Two developer write-ups describe using ONNX Runtime on a CPU to split a short two-speaker, 14.171-second conversation into smaller audio segments. One approach uses Silero VAD (voice activity detection) to keep only periods classified as speech. The MP3 is decoded to a 16 kHz mono waveform, processed in 32 ms chunks, and run with CPUExecutionProvider. Using a start threshold of 0.5, an end threshold of 0.35, minimum silence of 100 ms, minimum speech of 250 ms, and 30 ms padding, the detector produces 12 speech intervals and saves them as separate WAV files. The combined speech segments total about 11.917 seconds of audio.

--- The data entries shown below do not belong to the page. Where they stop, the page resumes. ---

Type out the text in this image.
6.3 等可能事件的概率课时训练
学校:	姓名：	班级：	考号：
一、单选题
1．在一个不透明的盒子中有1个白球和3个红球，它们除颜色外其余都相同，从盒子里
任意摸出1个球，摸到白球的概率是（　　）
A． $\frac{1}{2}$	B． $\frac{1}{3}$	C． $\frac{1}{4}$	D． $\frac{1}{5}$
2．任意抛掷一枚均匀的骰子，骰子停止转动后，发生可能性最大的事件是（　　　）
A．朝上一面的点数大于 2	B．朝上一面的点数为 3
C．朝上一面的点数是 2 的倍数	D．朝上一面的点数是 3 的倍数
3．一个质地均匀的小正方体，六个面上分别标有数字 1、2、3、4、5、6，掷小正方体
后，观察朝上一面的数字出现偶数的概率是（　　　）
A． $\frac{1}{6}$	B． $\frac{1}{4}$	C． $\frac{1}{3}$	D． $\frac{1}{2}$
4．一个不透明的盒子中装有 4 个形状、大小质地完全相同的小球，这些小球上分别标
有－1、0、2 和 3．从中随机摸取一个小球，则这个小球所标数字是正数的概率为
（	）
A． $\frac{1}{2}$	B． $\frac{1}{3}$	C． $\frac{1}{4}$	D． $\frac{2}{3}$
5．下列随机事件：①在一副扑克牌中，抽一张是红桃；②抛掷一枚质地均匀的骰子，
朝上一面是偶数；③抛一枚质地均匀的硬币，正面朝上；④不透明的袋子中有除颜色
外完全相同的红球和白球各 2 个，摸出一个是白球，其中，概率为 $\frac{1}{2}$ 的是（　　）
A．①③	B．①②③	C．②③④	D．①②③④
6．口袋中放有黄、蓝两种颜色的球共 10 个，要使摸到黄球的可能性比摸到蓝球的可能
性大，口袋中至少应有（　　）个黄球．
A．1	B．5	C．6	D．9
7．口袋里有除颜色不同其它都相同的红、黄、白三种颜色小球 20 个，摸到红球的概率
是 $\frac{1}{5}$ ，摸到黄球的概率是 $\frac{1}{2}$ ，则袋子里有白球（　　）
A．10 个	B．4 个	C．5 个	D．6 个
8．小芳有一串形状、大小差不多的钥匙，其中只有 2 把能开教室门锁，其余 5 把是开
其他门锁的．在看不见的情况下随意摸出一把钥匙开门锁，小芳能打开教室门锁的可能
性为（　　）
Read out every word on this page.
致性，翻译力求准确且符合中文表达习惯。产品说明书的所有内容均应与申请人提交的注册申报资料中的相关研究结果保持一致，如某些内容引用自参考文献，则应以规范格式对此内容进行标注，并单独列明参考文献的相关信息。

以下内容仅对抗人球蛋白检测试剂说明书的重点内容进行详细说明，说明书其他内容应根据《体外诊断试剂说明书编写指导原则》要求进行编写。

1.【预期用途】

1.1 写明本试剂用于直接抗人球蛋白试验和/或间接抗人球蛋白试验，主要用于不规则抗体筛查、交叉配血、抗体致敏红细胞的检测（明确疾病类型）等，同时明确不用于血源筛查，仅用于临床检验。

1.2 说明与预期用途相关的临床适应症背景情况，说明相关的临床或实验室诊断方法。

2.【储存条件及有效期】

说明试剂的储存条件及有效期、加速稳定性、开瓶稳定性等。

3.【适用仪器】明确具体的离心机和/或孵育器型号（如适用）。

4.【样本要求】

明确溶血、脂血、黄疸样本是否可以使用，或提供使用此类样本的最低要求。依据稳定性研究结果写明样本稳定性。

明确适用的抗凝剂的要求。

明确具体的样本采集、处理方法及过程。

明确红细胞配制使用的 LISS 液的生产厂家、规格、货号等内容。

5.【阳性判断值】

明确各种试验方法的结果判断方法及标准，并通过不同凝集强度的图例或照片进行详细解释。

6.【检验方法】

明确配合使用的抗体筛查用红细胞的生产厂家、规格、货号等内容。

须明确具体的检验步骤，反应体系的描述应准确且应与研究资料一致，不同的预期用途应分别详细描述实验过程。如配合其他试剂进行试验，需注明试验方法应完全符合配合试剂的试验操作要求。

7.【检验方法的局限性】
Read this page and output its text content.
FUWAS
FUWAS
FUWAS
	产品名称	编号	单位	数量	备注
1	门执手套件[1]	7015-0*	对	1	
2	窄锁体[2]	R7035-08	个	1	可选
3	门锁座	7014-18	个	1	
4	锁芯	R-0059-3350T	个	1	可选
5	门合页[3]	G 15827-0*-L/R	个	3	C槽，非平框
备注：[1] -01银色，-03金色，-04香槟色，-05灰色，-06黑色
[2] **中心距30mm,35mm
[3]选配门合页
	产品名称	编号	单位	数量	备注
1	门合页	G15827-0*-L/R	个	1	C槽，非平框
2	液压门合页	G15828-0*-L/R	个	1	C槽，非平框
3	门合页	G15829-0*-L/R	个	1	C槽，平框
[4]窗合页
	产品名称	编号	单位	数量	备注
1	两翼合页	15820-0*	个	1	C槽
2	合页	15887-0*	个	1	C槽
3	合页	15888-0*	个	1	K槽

The second approach uses Pyannote Segmentation 3.0 in ONNX form to detect speaker changes rather than general speech presence. The model runs on 10-second windows with 16 kHz input. Frames are labeled using probabilities for speaker activity (with a 0.5 active threshold and overlap margin rule), followed by post-processing that merges short states and assigns silent frames to adjacent speakers. This results in 6 utterance-level WAV segments that cover the full input without gaps or overlaps. Both tests report real-time factors well below 1x for inference/segmentation on a Mac Studio and note that the speaker labels are not guaranteed to be consistent identities across longer recordings.